A joint venture between Chinese and U.S. companies Thursday announced plans for a $1.5 billion, 600-megawatt wind farm in west Texas.

Although much of the funding will come from Chinese financiers, part of the project's capital will also come from the Obama administration's stimulus package in the form of loan guarantees and grants.

The wind farm, expected to be one of the largest in the country, may help to highlight a recent administration talking point: the U.S. risks losing the competitive edge in the renewable energy sector if Congress doesn't approve climate and clean energy legislation.

The 240 2.5-megawatt wind turbines will be manufactured in China, with shipments starting in March. The farm is expected to be online in 2011.

While financing and major parts will come from China, the technology will come from U.S. and European firms. The venture's main firms include the private equity group U.S. Renewable Energy Group, Texas-based Cielo Wind Power LP, China's Shenyang Power Group and A-Power Energy Generation Systems (APWR). It will use technology from General Electric Co. (GE), FUHRLANDER AG, and Norwin.
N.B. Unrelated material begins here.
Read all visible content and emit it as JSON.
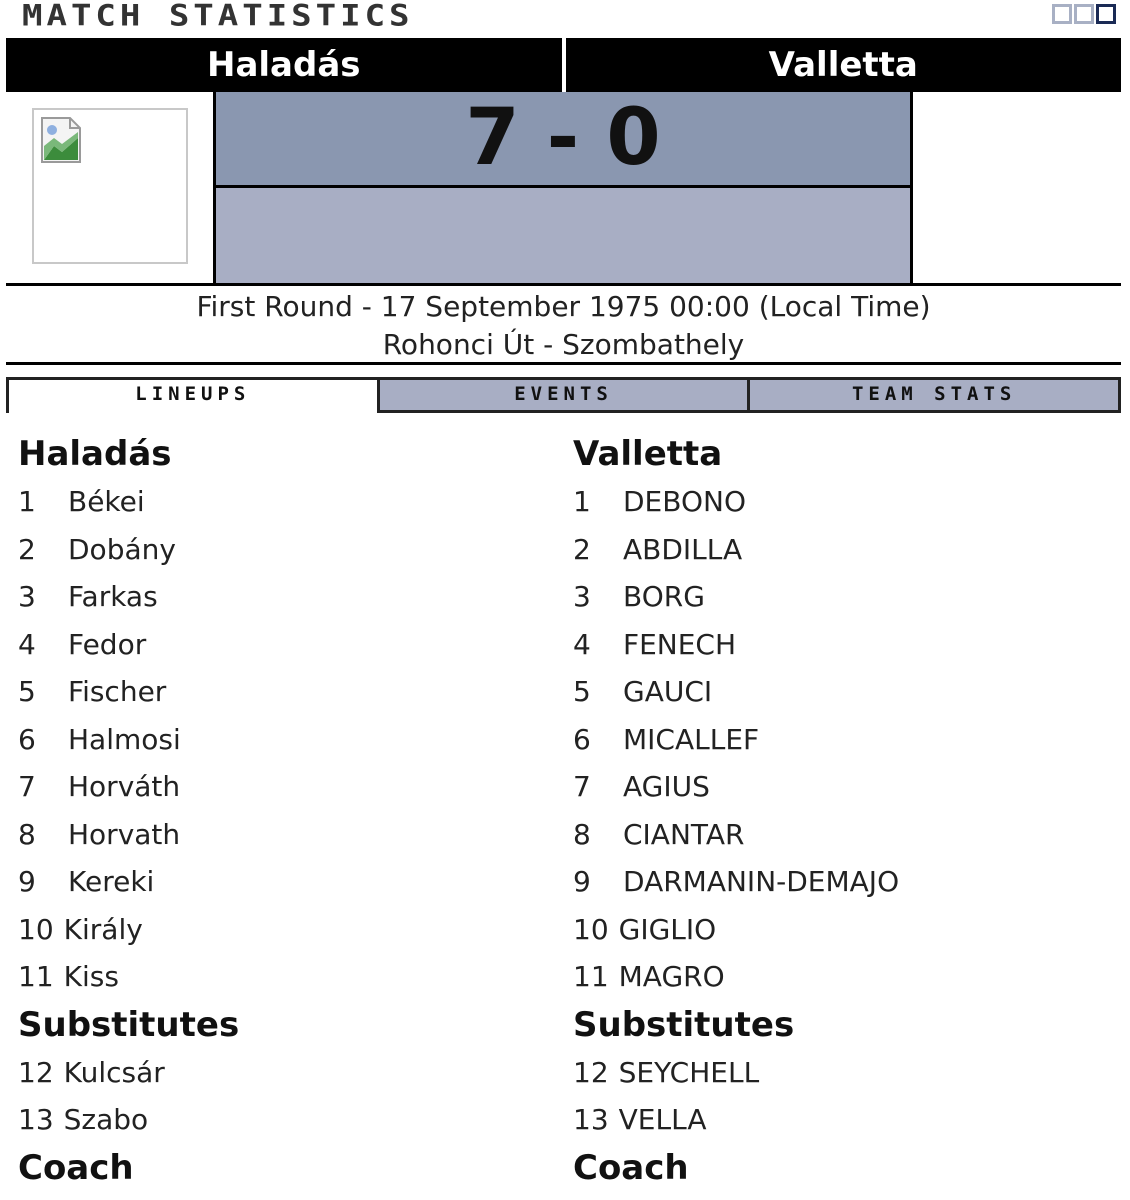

The city of Shenyang's vice mayor, Yang Yazhou, said the project "would demonstrate for the first time Chinese capital, manufacturing and engineering expertise exported to the U.S."

Joe Stark, vice president of finance and business development at Cielo, said without the stimulus funding the joint venture wouldn't be possible. "Thanks to the strong policy push and a recovering financing environment, wind projects in the U.S. are attracting developers and investors alike once again," he said.

Financing for wind power all but dried up in the credit crunch and subsequent recession. Since many U.S. wind financiers and developers were running losses on their balance sheets, they couldn't take advantage of tax credits for renewable energy production.